It’s like we’re prisoners, but made to look like well taken care of children in order to help parents sleep at night. Sometimes I think they’d kill us if it were convenient, I said to my grandparents while eating two grilled English muffins and drinking a large chocolate milk with a bendy straw. There’s no excuse for how you’re treated, my grandfather said, my grandmother nibbling off a corner of his raspberry Danish. Doesn’t she eat like a rabbit, he said. Doesn’t he eat like a moose, she said. I asked what animal I ate like and my grandfather said the best kind.
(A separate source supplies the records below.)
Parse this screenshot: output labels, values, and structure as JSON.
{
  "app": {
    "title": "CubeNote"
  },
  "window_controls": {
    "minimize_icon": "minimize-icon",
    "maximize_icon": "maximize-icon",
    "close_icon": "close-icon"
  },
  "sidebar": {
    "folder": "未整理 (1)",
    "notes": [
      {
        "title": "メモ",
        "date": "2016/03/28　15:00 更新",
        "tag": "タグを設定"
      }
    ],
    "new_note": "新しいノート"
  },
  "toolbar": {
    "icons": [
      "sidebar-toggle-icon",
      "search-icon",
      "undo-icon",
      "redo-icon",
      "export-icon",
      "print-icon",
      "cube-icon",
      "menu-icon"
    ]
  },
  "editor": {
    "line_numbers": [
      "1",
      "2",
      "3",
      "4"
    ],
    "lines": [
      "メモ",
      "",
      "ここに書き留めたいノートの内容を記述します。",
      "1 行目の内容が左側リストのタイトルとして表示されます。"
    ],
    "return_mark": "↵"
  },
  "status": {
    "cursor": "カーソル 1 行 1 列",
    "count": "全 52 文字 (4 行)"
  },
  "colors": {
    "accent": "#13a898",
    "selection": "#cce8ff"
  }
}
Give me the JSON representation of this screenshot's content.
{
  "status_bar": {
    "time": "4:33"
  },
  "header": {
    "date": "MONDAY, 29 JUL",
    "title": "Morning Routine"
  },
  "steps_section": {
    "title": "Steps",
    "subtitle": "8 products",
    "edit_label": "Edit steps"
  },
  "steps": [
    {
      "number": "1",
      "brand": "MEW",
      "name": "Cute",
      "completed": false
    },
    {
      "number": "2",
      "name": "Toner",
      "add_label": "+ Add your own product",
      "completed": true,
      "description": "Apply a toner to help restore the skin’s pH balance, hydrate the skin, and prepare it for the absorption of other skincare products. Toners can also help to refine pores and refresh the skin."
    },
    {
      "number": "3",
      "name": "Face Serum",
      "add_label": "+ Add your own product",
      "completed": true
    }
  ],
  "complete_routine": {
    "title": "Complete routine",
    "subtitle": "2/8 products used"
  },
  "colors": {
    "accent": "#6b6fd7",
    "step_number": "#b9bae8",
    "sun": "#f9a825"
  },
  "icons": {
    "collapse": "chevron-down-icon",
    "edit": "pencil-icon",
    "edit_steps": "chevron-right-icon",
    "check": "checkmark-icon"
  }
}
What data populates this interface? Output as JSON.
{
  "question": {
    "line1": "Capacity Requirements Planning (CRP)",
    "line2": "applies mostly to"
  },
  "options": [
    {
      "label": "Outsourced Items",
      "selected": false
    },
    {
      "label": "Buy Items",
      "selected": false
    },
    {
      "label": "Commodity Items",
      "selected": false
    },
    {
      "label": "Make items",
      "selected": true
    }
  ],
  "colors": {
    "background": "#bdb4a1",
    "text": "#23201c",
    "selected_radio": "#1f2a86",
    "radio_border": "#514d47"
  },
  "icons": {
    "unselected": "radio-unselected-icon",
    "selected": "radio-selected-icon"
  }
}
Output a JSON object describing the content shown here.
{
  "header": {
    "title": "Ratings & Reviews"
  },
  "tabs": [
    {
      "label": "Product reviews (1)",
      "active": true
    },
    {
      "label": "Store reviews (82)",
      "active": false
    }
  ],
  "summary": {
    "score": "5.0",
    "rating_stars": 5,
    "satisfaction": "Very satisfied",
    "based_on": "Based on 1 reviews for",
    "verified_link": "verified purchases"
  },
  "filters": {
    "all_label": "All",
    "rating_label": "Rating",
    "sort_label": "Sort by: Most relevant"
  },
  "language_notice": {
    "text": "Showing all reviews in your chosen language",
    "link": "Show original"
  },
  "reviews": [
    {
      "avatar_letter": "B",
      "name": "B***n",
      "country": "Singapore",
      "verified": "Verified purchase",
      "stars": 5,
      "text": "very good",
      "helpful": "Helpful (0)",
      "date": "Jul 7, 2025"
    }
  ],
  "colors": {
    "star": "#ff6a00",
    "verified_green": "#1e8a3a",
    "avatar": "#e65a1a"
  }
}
The kind that needs another chocolate milk, she said.

At Weeks Family Restaurant we found ourselves only after comparing our eating habits to wild animals, and I think this is because we were depending on a kind of animal spirit medicine to make us feel more humane under an offensive and immoral amount of disgust for an oligarchic kind of capitalism and the greedy American workplace.

I remember one afternoon, while walking among the graves of relatives I never met, which is what we did every Sunday after going out for breakfast and laughing at each other’s chipmunk cheeks and mandibular movements, I said to my grandmother I think I’m a painted bunting. She asked why I thought that and I told her because it has a little bit of everything in it and how I wish I could take my skin off and make my blood turn into a rainbow you couldn’t find the beginning or end of. That’s something! she said. Well, not literally, rabbit, but you know what I mean, I said. At 6 I knew I was a treasure, a me I’ll never find.